Las brochetas de pollo marinadas a las hierbas son una opción fantástica para disfrutar de una carne magra de forma jugosa, sabrosa y nada aburrida.
El secreto de esta receta está en el marinado previo con aceite de oliva virgen extra, limón y especias mediterráneas, lo que consigue que la pechuga de pollo quede tierna y llena de aroma por dentro y bien dorada por fuera.
Ingredientes (para 2 personas)
Pechuga de pollo entera: 400 g (cortada en dados de tamaño uniforme).
Pimiento rojo y verde: 1/2 unidad de cada uno (cortados en trozos cuadrados).
Cebolla morada: 1/2 unidad (cortada en gajos gruesos).
Tomates cherry: 8 unidades.
Para el marinado mediterráneo:
Aceite de oliva virgen extra (AOVE): 3 cucharadas soperas.
Zumo de limón: 2 cucharadas.
Diente de ajo: 1 unidad picado muy fino o machacado.
Hierbas provenzales (orégano, tomillo, romero): 1 cucharadita generosa.
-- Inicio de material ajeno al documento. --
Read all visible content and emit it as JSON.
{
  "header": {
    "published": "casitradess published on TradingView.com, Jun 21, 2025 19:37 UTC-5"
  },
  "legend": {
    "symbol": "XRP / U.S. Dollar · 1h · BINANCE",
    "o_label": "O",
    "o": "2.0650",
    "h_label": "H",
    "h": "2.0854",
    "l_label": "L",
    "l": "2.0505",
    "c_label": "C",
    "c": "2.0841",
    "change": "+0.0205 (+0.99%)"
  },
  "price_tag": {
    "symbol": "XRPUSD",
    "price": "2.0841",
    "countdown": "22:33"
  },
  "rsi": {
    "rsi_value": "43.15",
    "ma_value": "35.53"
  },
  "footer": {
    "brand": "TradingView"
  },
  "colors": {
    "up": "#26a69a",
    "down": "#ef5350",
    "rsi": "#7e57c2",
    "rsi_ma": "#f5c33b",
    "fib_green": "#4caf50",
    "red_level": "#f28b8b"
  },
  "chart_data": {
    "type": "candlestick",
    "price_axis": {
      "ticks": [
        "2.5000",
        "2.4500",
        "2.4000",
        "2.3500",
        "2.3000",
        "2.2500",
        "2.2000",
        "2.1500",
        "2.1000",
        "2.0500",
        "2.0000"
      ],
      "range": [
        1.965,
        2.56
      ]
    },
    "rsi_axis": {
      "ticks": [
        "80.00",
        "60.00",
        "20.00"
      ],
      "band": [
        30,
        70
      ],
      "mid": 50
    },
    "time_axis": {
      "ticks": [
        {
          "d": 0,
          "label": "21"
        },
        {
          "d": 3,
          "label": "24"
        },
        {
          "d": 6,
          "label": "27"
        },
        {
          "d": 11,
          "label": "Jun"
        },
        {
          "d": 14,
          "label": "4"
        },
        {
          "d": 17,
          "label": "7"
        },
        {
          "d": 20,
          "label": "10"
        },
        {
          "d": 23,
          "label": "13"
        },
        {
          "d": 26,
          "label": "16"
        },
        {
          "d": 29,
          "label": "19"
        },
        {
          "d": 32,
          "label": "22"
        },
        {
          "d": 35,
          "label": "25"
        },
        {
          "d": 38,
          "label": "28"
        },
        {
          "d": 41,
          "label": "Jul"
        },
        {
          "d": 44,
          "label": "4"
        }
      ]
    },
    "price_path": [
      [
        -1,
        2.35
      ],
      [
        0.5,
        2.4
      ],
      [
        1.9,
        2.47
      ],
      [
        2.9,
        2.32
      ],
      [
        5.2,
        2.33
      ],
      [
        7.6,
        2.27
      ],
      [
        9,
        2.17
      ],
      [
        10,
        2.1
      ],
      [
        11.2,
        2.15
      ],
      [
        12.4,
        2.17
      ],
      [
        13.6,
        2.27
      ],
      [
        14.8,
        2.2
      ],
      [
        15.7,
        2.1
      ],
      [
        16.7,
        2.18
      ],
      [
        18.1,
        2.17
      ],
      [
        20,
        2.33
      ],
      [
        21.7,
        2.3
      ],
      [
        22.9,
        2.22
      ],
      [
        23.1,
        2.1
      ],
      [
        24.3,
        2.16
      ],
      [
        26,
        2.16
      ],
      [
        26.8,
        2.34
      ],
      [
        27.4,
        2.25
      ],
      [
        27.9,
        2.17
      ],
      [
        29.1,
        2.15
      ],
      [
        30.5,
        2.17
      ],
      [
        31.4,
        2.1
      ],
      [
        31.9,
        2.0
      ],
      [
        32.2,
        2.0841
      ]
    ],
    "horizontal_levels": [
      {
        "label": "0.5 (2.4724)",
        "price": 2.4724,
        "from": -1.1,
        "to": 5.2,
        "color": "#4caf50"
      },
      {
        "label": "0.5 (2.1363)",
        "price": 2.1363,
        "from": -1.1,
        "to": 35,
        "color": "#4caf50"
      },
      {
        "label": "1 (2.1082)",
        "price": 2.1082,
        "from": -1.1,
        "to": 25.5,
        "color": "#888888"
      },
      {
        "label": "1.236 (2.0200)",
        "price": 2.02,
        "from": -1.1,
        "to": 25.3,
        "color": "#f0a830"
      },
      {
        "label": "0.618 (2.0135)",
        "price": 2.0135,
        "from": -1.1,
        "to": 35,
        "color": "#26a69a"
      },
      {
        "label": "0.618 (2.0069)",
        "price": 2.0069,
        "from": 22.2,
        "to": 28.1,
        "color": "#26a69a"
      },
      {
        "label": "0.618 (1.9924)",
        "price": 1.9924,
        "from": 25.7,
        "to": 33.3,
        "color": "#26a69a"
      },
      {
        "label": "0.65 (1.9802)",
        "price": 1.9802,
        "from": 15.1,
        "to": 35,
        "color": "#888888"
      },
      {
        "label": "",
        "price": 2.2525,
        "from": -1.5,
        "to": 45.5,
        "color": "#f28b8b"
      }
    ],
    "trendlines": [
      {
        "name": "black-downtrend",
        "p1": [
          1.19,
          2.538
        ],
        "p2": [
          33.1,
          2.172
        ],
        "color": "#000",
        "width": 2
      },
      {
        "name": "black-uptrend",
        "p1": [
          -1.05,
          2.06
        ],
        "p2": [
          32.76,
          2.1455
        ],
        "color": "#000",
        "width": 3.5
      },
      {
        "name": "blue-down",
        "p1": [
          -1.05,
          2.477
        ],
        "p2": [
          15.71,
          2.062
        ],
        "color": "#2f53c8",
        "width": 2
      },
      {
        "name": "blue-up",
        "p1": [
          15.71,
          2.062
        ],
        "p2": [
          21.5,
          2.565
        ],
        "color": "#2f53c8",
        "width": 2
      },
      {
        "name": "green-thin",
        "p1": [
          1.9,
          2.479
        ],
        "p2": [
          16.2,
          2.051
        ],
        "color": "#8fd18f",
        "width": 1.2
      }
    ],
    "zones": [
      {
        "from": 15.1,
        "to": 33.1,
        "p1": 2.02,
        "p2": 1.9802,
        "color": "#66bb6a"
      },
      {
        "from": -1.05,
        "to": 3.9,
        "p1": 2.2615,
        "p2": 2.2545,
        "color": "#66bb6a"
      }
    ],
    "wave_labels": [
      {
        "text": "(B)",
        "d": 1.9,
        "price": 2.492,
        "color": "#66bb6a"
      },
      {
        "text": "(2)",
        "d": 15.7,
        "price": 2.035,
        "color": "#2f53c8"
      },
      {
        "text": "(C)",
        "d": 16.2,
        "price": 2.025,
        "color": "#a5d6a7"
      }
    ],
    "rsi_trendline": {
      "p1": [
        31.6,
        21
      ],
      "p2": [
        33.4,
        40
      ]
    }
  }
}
Sal y pimienta negra: Al gusto.
Brochetas de madera o metal: 4 unidades.
Paso a Paso: Cómo prepararlas
Preparar el marinado: En un bol grande, mezcla el aceite de oliva virgen extra, el zumo de limón, el ajo picado, las hierbas provenzales, la sal y la pimienta negra.
Marinar el pollo: Añade los dados de pechuga de pollo al bol y remueve bien para que la carne se impregne por completo. Tapa con papel film y deja reposar en la nevera durante al menos 20-30 minutos (si son 2 horas, ¡mucho mejor!).
Montar las brochetas: En los palillos de brocheta, ve alternando un dado de pollo, un trozo de pimiento, un trozo de cebolla y un tomate cherry hasta completar cada brocheta.
Cocinarlas: Calienta una plancha o sartén antiadherente a fuego medio-alto con un chorrito fino de aceite. Cocina las brochetas durante 10-12 minutos, dándoles la vuelta cada 2 o 3 minutos para que se doren por todos los lados de forma uniforme y la carne se cocine bien por dentro.
Servir: Acompaña con una ensalada fresca o un poco de arroz integral.
Beneficios de esta receta para tu salud
Proteína magra de alta calidad: La pechuga de pollo aporta proteínas limpias para mantener la masa muscular sin sumar grasas saturadas.
Antioxidantes y sabor natural: Las hierbas aromáticas aportan compuestos protectores y permiten reducir la cantidad de sal en los platos.
Cina o almuerzo ligero: Un plato equilibrado, fácil de digerir y perfecto para dietas saludables.